The bracelet below has matching lampwork beads which are by Tennessee lampworker Teresa Turner.
Found on the Smoky Quartz Jewelry page.

Finally, I read a review that I didn't know had been done about my blog yesterday, and while the jewelry received good reviews and the writing, the reviewer said that the black background of my blog didn't work, that it drove her crazy as did the green print (I guess she just read one entry since I do change colours). I'm taking her advice and using white print this time, but I'm wondering: how many of you find that you don't like the black background? Should I change to another, lighter colour? I'll publish your comments although because of the inordinately large amount of spam I get I do look at them first, and if the black background is bad, I'll change it!
Thanks - and everyone stay cool!

Monday, August 06, 2007

The Dog Days of Summer


It's that time of the summer when stagnation occurs as a natural event here in the South: the sultry heat drains every last ounce of energy even from the young children; the adults seek couches in air-conditioned rooms (in the old days, they sat on shady porches and fanned themselves while drinking ice tea, and at intervals, held the cold glass against their faces). The lassitude of the "dog days" is responsible (just my own theory) for the notion held by many Northerners that we in the South are "slow-moving," "laid-back", and in no hurry to finish the business at hand whatever it may be.
Of course, those of us who design and make jewelry do not feel the lassitude of the "dog-days" since we await the arrival of gemstones and are dreaming already of Christmas jewelry and sparkling holiday sets of jewels for those parties that will take place when the air is crisp and sharp as we breathe that first breath outdoors.
The top bracelet features apatite and some of my favourite Karen Hill Tribe dragonfly tube beads that make a bangle out of the apatite and lovely lampwork beads from Robin Weber. Find it on the Apatite Jewelry page.
The bracelet below opens the door to Fall with its smoky quartz faceted beads and special lampwork "bumpy" beads the same colour. It's mixed with vermeil and makes me think of falling leaves and sweater weather.

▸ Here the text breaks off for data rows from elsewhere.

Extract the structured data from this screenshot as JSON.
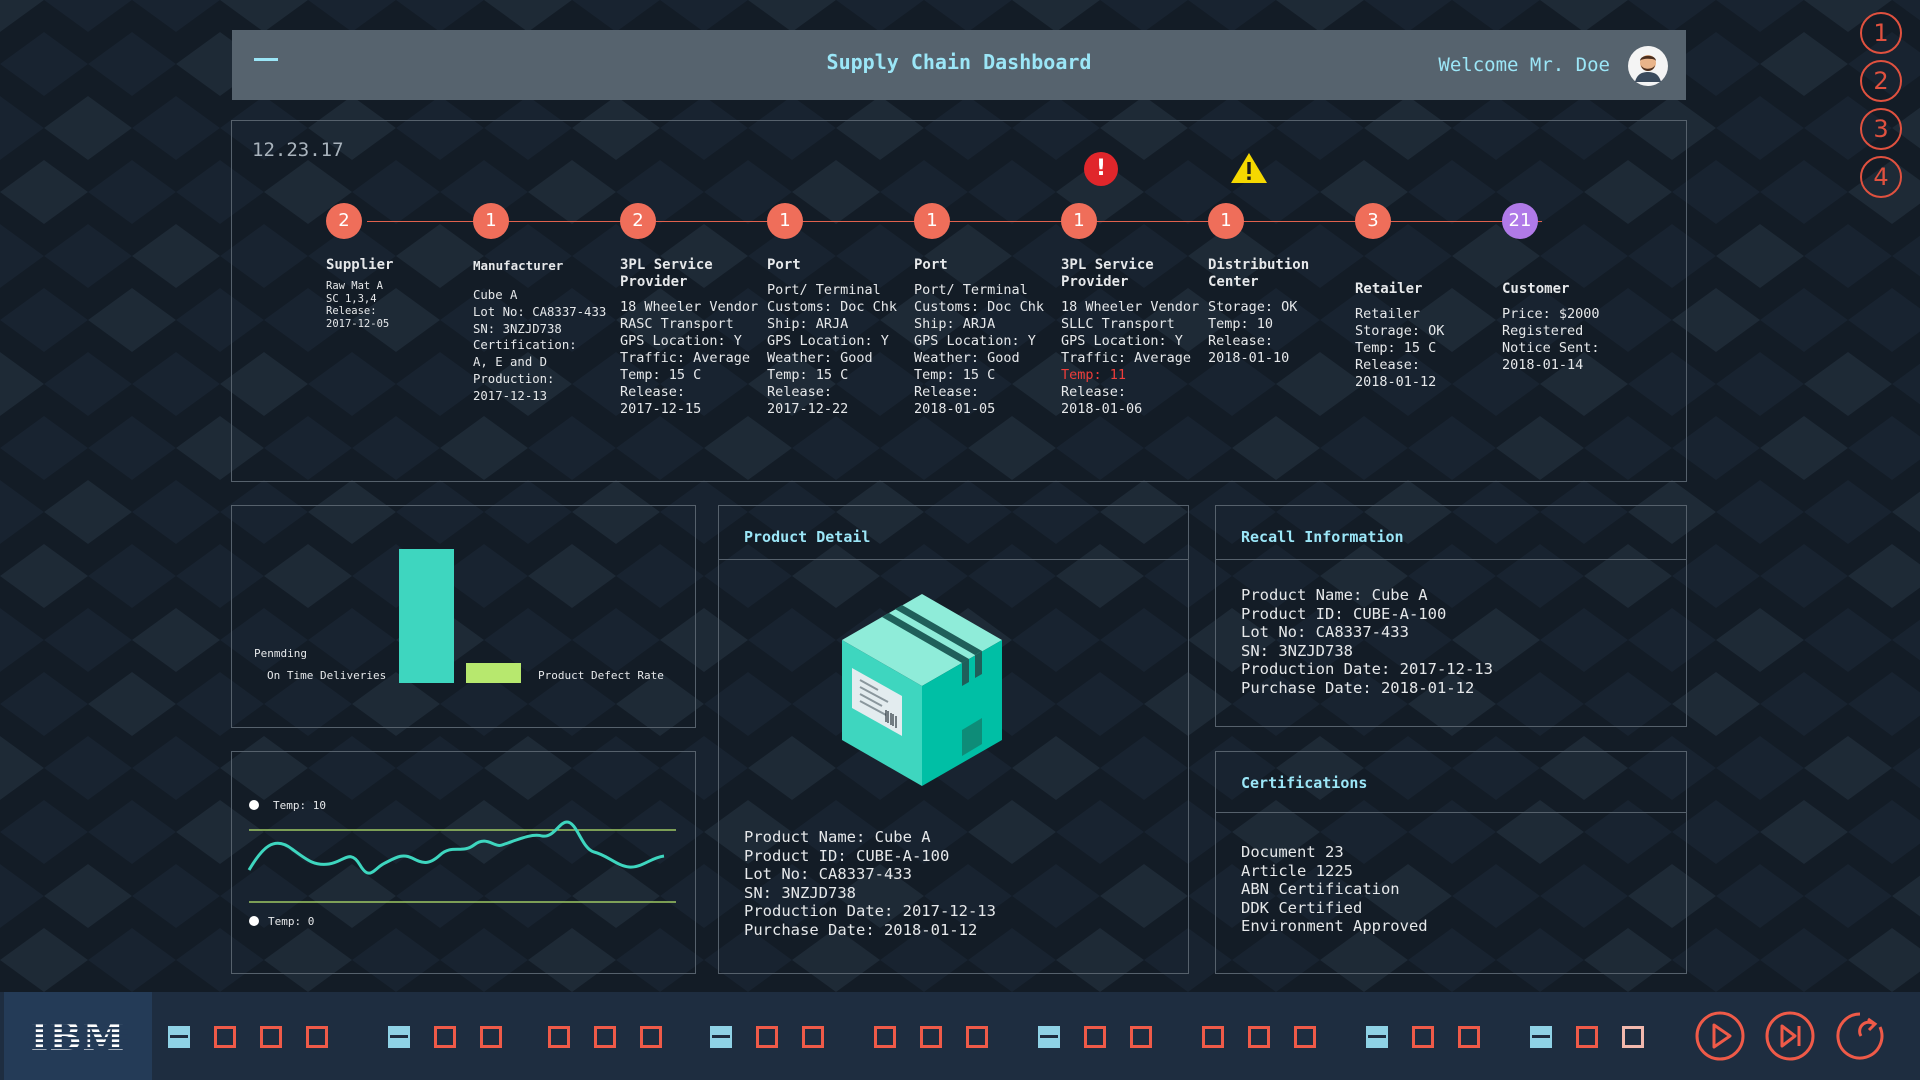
{
  "header": {
    "title": "Supply Chain Dashboard",
    "welcome": "Welcome Mr. Doe"
  },
  "step_numbers": [
    "1",
    "2",
    "3",
    "4"
  ],
  "timeline": {
    "date": "12.23.17",
    "stages": [
      {
        "count": "2",
        "title": "Supplier",
        "lines": [
          "Raw Mat A",
          "SC 1,3,4",
          "Release:",
          "2017-12-05"
        ]
      },
      {
        "count": "1",
        "title": "Manufacturer",
        "lines": [
          "Cube A",
          "Lot No: CA8337-433",
          "SN: 3NZJD738",
          "Certification:",
          "A, E and D",
          "Production:",
          "2017-12-13"
        ]
      },
      {
        "count": "2",
        "title": "3PL Service Provider",
        "lines": [
          "18 Wheeler Vendor",
          "RASC Transport",
          "GPS Location: Y",
          "Traffic: Average",
          "Temp: 15 C",
          "Release:",
          "2017-12-15"
        ]
      },
      {
        "count": "1",
        "title": "Port",
        "lines": [
          "Port/ Terminal",
          "Customs: Doc Chk",
          "Ship: ARJA",
          "GPS Location: Y",
          "Weather: Good",
          "Temp: 15 C",
          "Release:",
          "2017-12-22"
        ]
      },
      {
        "count": "1",
        "title": "Port",
        "lines": [
          "Port/ Terminal",
          "Customs: Doc Chk",
          "Ship: ARJA",
          "GPS Location: Y",
          "Weather: Good",
          "Temp: 15 C",
          "Release:",
          "2018-01-05"
        ]
      },
      {
        "count": "1",
        "title": "3PL Service Provider",
        "alert": "!",
        "lines": [
          "18 Wheeler Vendor",
          "SLLC Transport",
          "GPS Location: Y",
          "Traffic: Average",
          "Temp: 11",
          "Release:",
          "2018-01-06"
        ]
      },
      {
        "count": "1",
        "title": "Distribution Center",
        "lines": [
          "Storage: OK",
          "Temp: 10",
          "Release:",
          "2018-01-10"
        ]
      },
      {
        "count": "3",
        "title": "Retailer",
        "lines": [
          "Retailer",
          "Storage: OK",
          "Temp: 15 C",
          "Release:",
          "2018-01-12"
        ]
      },
      {
        "count": "21",
        "title": "Customer",
        "lines": [
          "Price: $2000",
          "Registered",
          "Notice Sent:",
          "2018-01-14"
        ]
      }
    ]
  },
  "bar_panel": {
    "label_pending": "Penmding",
    "label_on_time": "On Time Deliveries",
    "label_defect": "Product Defect Rate"
  },
  "temp_panel": {
    "label_high": "Temp: 10",
    "label_low": "Temp: 0"
  },
  "product_detail": {
    "title": "Product Detail",
    "lines": [
      "Product Name: Cube A",
      "Product ID: CUBE-A-100",
      "Lot No: CA8337-433",
      "SN: 3NZJD738",
      "Production Date: 2017-12-13",
      "Purchase Date: 2018-01-12"
    ]
  },
  "recall": {
    "title": "Recall Information",
    "lines": [
      "Product Name: Cube A",
      "Product ID: CUBE-A-100",
      "Lot No: CA8337-433",
      "SN: 3NZJD738",
      "Production Date: 2017-12-13",
      "Purchase Date: 2018-01-12"
    ]
  },
  "certifications": {
    "title": "Certifications",
    "lines": [
      "Document 23",
      "Article 1225",
      "ABN Certification",
      "DDK Certified",
      "Environment Approved"
    ]
  },
  "taskbar": {
    "logo": "IBM",
    "items": [
      "blue",
      "red",
      "red",
      "red",
      "blue",
      "red",
      "red",
      "red",
      "red",
      "red",
      "blue",
      "red",
      "red",
      "red",
      "red",
      "red",
      "blue",
      "red",
      "red",
      "red",
      "red",
      "red",
      "blue",
      "red",
      "red",
      "blue",
      "red",
      "pink"
    ]
  },
  "colors": {
    "accent": "#9be6f7",
    "node": "#ef6e5a",
    "node_customer": "#b07ae8",
    "alert": "#e0262b",
    "warning": "#f5d800",
    "teal": "#3ed6bf",
    "lime": "#b7e86e"
  }
}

The peach/mauve/taupe moonstone below is complemented by etched lampwork beaded laced with silver. The second strand features moonstone and sterling charms (again from the Thai Karen Hill Tribes).
The earrings below are made of AAA grade labradorite, and have flash to spare. The large ovals hang from sterling earwires and have Bali silver decorations. All of the jewelry here can be found on the Cluny Grey Jewelry website.

Oh, and the "dog-days"? The term probably comes from the dog star, Sirius, (Canis Major) which in the summer rises and sets with the sun. (For a more detailed explanation, see Dog Days.